В зале вылета он отстоял четверть часа в очереди и наконец протянул женщине за стойкой билет и паспорт. Справа шла регистрация рейса на Канары, и над толстой длинной очередью витал шепоток радостного предвкушения.
Винтер попросил место в проходе, желательно у экстренного выхода – это из-за ног, и в салоне для некурящих. Но оказалось, что Британские авиалинии уже запретили курить на всех рейсах.
Когда женщина закончила с его бумагами, он подумал о тех бесконечных списках пассажиров, что поступали в его отдел. Непомерная работа: все, кто прилетел в Гетеборг из всей Британии в последние два месяца. Зато есть что показать, если кто поинтересуется: да, вот лежат полные списки, у нас есть вся информация.
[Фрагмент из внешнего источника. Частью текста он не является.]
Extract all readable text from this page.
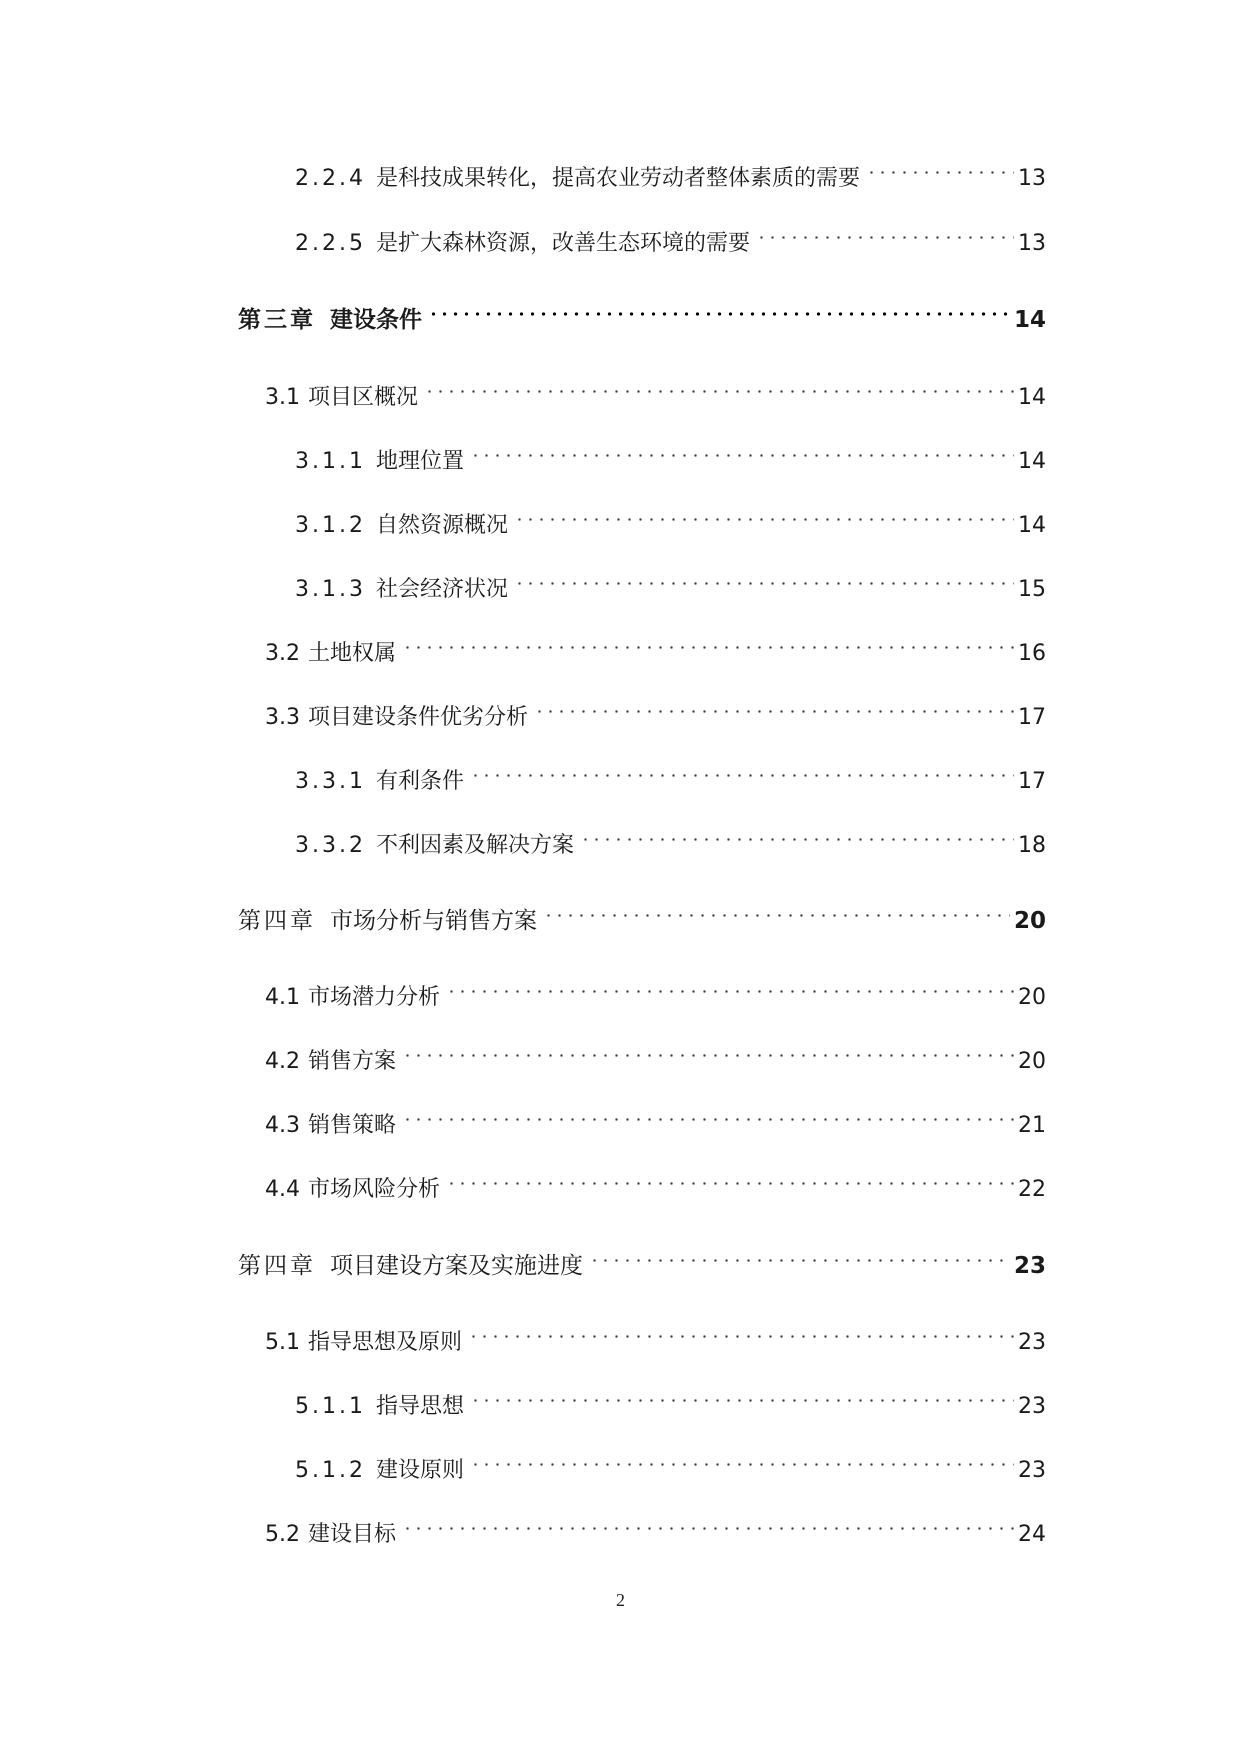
2.2.4 是科技成果转化，提高农业劳动者整体素质的需要	13
2.2.5 是扩大森林资源，改善生态环境的需要	13
第三章 建设条件	14
3.1 项目区概况	14
3.1.1 地理位置	14
3.1.2 自然资源概况	14
3.1.3 社会经济状况	15
3.2 土地权属	16
3.3 项目建设条件优劣分析	17
3.3.1 有利条件	17
3.3.2 不利因素及解决方案	18
第四章 市场分析与销售方案	20
4.1 市场潜力分析	20
4.2 销售方案	20
4.3 销售策略	21
4.4 市场风险分析	22
第四章 项目建设方案及实施进度	23
5.1 指导思想及原则	23
5.1.1 指导思想	23
5.1.2 建设原则	23
5.2 建设目标	24
2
Когда вы дадите нам еще три тысячи сотрудников и три года на расследование, мы проработаем эти списки, а вам остается надеяться, что убийца летел под настоящим именем.
«Корпят ли над ними люди Макдональда? – подумал он. – Наверняка списки просто валяются, как и у нас. Но никогда нельзя знать заранее. Не угадаешь». Он взял свой билет, паспорт, посадочный талон, улыбнулся женщине, проследил взглядом уплывающую от него сумку и пошел на паспортный контроль.
По сравнению с солнечным светом на улице в лесу за домами было холодно и темно. Дыхание Анеты Джанали зависало в воздухе облачками.
– Ты ведь к такому не привыкла? – спросил Фредрик Хальдерс.
– К чему?
– К морозу. Ты же такого раньше не видела?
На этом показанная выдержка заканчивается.